Os resultados indicam potencial de geração de receitas para o produtor, com a venda de silagem e de madeira e estão publicados em um comunicado técnico.

Pesquisa coordenada pela Embrapa Caprinos e Ovinos (CE) propõe um novo desenho para implantação de sistema de Integração Lavoura-Pecuária-Floresta (ILPF) adaptado às condições da Caatinga bioma e à realidade de pequenos e médios produtores.

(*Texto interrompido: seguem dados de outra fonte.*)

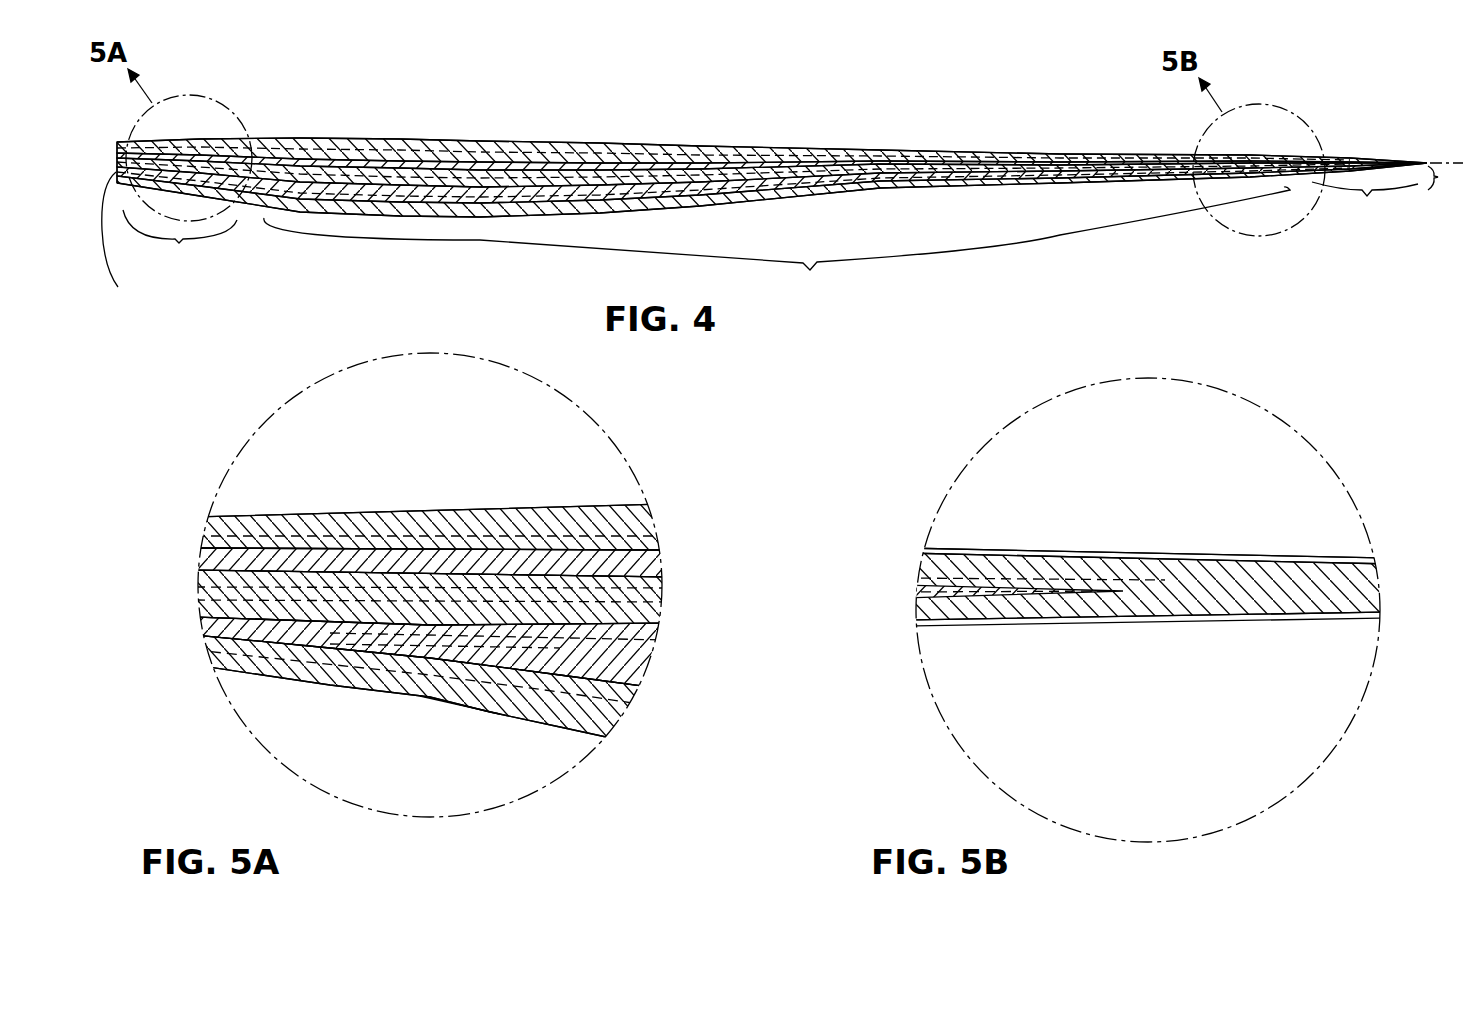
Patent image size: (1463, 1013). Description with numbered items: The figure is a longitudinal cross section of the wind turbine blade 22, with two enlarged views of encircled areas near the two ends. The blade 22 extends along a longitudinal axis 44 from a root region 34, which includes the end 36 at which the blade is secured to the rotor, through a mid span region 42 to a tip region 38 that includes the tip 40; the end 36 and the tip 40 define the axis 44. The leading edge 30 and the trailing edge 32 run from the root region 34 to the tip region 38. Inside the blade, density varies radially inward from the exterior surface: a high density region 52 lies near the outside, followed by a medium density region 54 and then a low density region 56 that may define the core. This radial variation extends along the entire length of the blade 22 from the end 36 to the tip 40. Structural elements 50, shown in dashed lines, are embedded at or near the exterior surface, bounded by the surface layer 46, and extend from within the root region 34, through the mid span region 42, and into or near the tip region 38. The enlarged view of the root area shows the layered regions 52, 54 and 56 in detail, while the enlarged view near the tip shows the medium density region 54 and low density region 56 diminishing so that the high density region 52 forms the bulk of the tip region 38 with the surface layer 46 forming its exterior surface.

In FIG. 4, the wind turbine blade 22 is at (731, 90).
In FIG. 4, the leading edge 30 is at (663, 143).
In FIG. 5A, the leading edge 30 is at (468, 512).
In FIG. 5B, the leading edge 30 is at (1198, 552).
In FIG. 4, the trailing edge 32 is at (352, 218).
In FIG. 5A, the trailing edge 32 is at (343, 682).
In FIG. 4, the root region 34 is at (180, 239).
In FIG. 4, the end 36 is at (123, 234).
In FIG. 4, the tip region 38 is at (1365, 201).
In FIG. 4, the tip 40 is at (1423, 162).
In FIG. 4, the mid span region 42 is at (777, 240).
In FIG. 4, the longitudinal axis 44 is at (1430, 191).
In FIG. 5A, the surface layer 46 is at (421, 699).
In FIG. 5B, the surface layer 46 is at (1048, 548).
In FIG. 4, the structural elements 50 is at (632, 126).
In FIG. 5A, the structural elements 50 is at (415, 578).
In FIG. 5B, the structural elements 50 is at (1134, 594).
In FIG. 4, the high density region 52 is at (823, 153).
In FIG. 5A, the high density region 52 is at (640, 507).
In FIG. 5B, the high density region 52 is at (1289, 577).
In FIG. 4, the medium density region 54 is at (242, 206).
In FIG. 5A, the medium density region 54 is at (652, 560).
In FIG. 5B, the medium density region 54 is at (918, 598).
In FIG. 4, the low density region 56 is at (488, 196).
In FIG. 5A, the low density region 56 is at (648, 612).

Na área de teste do sistema no campo experimental, com seis hectares, foi possível obter produção de 44,7 toneladas de material para silagem e autonomia de oferta alimentar para que ovinos pudessem se alimentar somente do pastejo na área, sem necessidade de suplementação. Os resultados indicam potencial de geração de receitas para o produtor, com a venda de silagem e de madeira e estão publicados em um comunicado técnico.

Segundo o pesquisador Rafael Tonucci, que liderou a equipe responsável pelo estudo, a nova proposta incorpora as bases de três décadas de pesquisa da Embrapa Caprinos e Ovinos com sistema agrossilvipastoril para a Caatinga, mas traz inovações para superar problemas que limitaram a adoção do sistema. “A base teórica é a mesma do sistema agrossilvipastoril, que é bem sólida. O que é diferente é o redesenho, que permite a intensificação e mecanização da área. No formato antigo, a produção de forragem não era suficiente e a mão de obra era grande, ficava caro e laborioso”, destaca o pesquisador.

O redesenho proposto para o sistema ILPF na Caatinga utiliza, na área de seis hectares, faixas de vegetação conservada intercaladas com faixas desmatadas, com área útil de aproximadamente 2,8 hectares. O arranjo permitiu o plantio de culturas como sorgo, milheto e feijão guandu, além do uso do capim Massai e pastagem nativa. A ideia é permitir o uso sustentável da área, com a produção animal e o manejo sustentável para extração de madeira, que pode conservar até 50% da vegetação nativa.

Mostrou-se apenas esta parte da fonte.